Deutsche Jens Plötner bei seinem Vortrag vor der Gesellschaft für Auswärtige Politik

Eine unbequeme Wahrheit

»Mit 20 Mardern kann man viele Zeitungsseiten füllen, aber es gibt nur wenige große Artikel darüber, wie unsere Beziehungen zu Russland in Zukunft aussehen werden.«

So Jens Plötner (parteilos), außenpolitischer Berater von Bundeskanzler Olaf Scholz (SPD), gegenüber der Deutschen Gesellschaft für Auswärtige Politik. Und wenn man berücksichtigt, auf welcher Ebene diplomatische Entscheidungen diskutiert werden, war es zu erwarten, dass er für diese Äußerungen mit Kritik und Vorwürfen überschüttet werden würde. 

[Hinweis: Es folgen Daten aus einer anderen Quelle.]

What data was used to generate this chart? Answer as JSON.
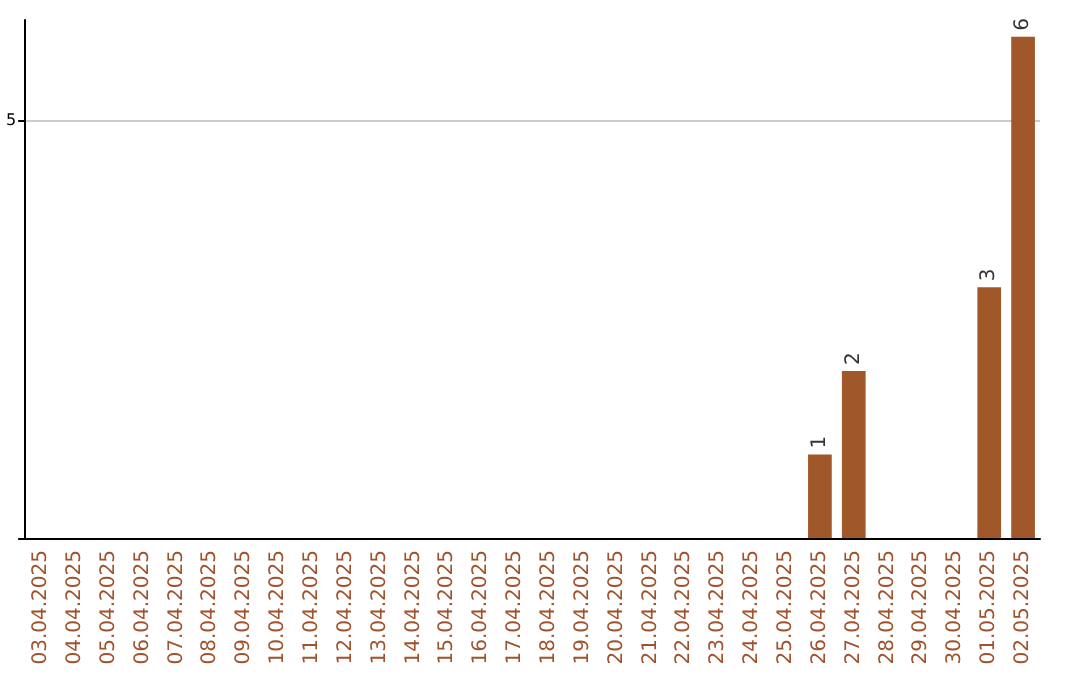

Vorwürfe, die nicht unbedeutend sind und von fehlenden Informationen und mangelndem Verständnis für die Funktionsweise der Diplomatie zeugen, und es geht oft nicht — anders als viele glauben — um das Abwägen von Worten, sondern in diesem Fall darum, eine unbequeme Wahrheit auszudrücken, die die Unterschiede deutlich macht machen zwischen einem Mann, der in der Lage ist, Diplomatie zu verstehen und zu betreiben, und einem anderen, der glaubt, sie perfekt zu verstehen.

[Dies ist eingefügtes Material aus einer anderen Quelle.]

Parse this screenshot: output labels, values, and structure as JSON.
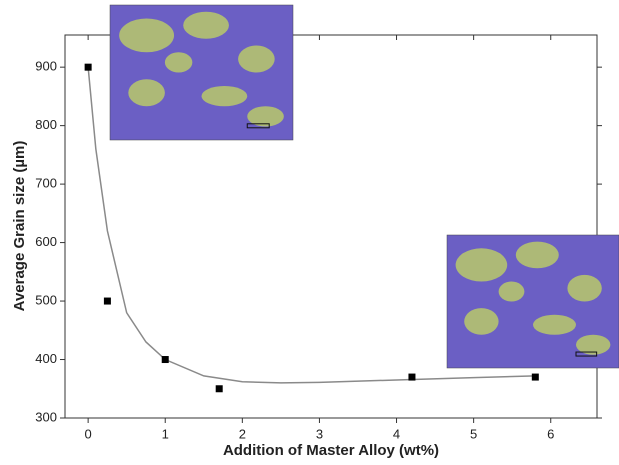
{
  "chart_data": {
    "type": "scatter",
    "xlabel": "Addition of Master Alloy (wt%)",
    "ylabel": "Average Grain size (µm)",
    "xlim": [
      -0.3,
      6.6
    ],
    "ylim": [
      300,
      955
    ],
    "xticks": [
      0,
      1,
      2,
      3,
      4,
      5,
      6
    ],
    "yticks": [
      300,
      400,
      500,
      600,
      700,
      800,
      900
    ],
    "series": [
      {
        "style": "line",
        "color": "#8a8a8a",
        "x": [
          0,
          0.1,
          0.25,
          0.5,
          0.75,
          1,
          1.5,
          2,
          2.5,
          3,
          4,
          5,
          5.8
        ],
        "values": [
          900,
          760,
          620,
          480,
          430,
          400,
          372,
          362,
          360,
          361,
          365,
          369,
          372
        ]
      },
      {
        "style": "marker",
        "color": "#000000",
        "x": [
          0,
          0.25,
          1,
          1.7,
          4.2,
          5.8
        ],
        "values": [
          900,
          500,
          400,
          350,
          370,
          370
        ]
      }
    ]
  }
}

Viele Stimmen erheben sich zu den Themen Waffenlieferungen an die Ukraine, Sanktionspakete für Russland und eine neue Art von Diplomatie, die seltsamerweise aufhört, eine zu sein. Die von Plötner aufgeworfene Debatte ist tiefgründig und wirft eine erste grundlegende Frage auf: Wie können wir von Diplomatie sprechen, wenn wir die Türen zu Verhandlungen vorübergehend schließen wollen? Wir dürfen den Informationsaustausch nie völlig abbrechen, wir dürfen die Kanäle des Dialogs nie schließen. Gespräche bieten Diplomaten die Möglichkeit, offizielle Informationen über ein bestimmtes Ereignis zu erhalten, die es dann erlauben, Strategien zu entwickeln. Wie können wir Strategien entwickeln, wenn wir nicht wissen, wie die tatsächliche Situation aussieht? Es wäre ein Fehler, jemandem am Telefon nicht zur Verfügung zu stehen, nur weil er oder sie Interessen vertritt, die unseren eigenen entgegengesetzt sind. Der zentrale Gedanke dabei ist: Woher wissen wir, welche Informationen Putin von seiner Entourage erhält? Durch ein schwieriges und unbequemes Gespräch können wir viel mehr erfahren als durch Vermutungen oder nachrichtendienstliche Erkenntnisse.

Der  24. Februar 2022 hat nach wie vor starke Auswirkungen auf Europa. Zwei Jahre später und noch immer im Kern der Angelegenheit diskutieren wir weiterhin dieselben Fragen. Die deutsche und weitgehend westliche Politik beschäftigt sich nur damit, ob mehr Sanktionen gegen Russland notwendig sind oder mehr Panzer nach Kiew geliefert werden sollten, aber niemand fragt, was am Ende des Krieges passieren wird.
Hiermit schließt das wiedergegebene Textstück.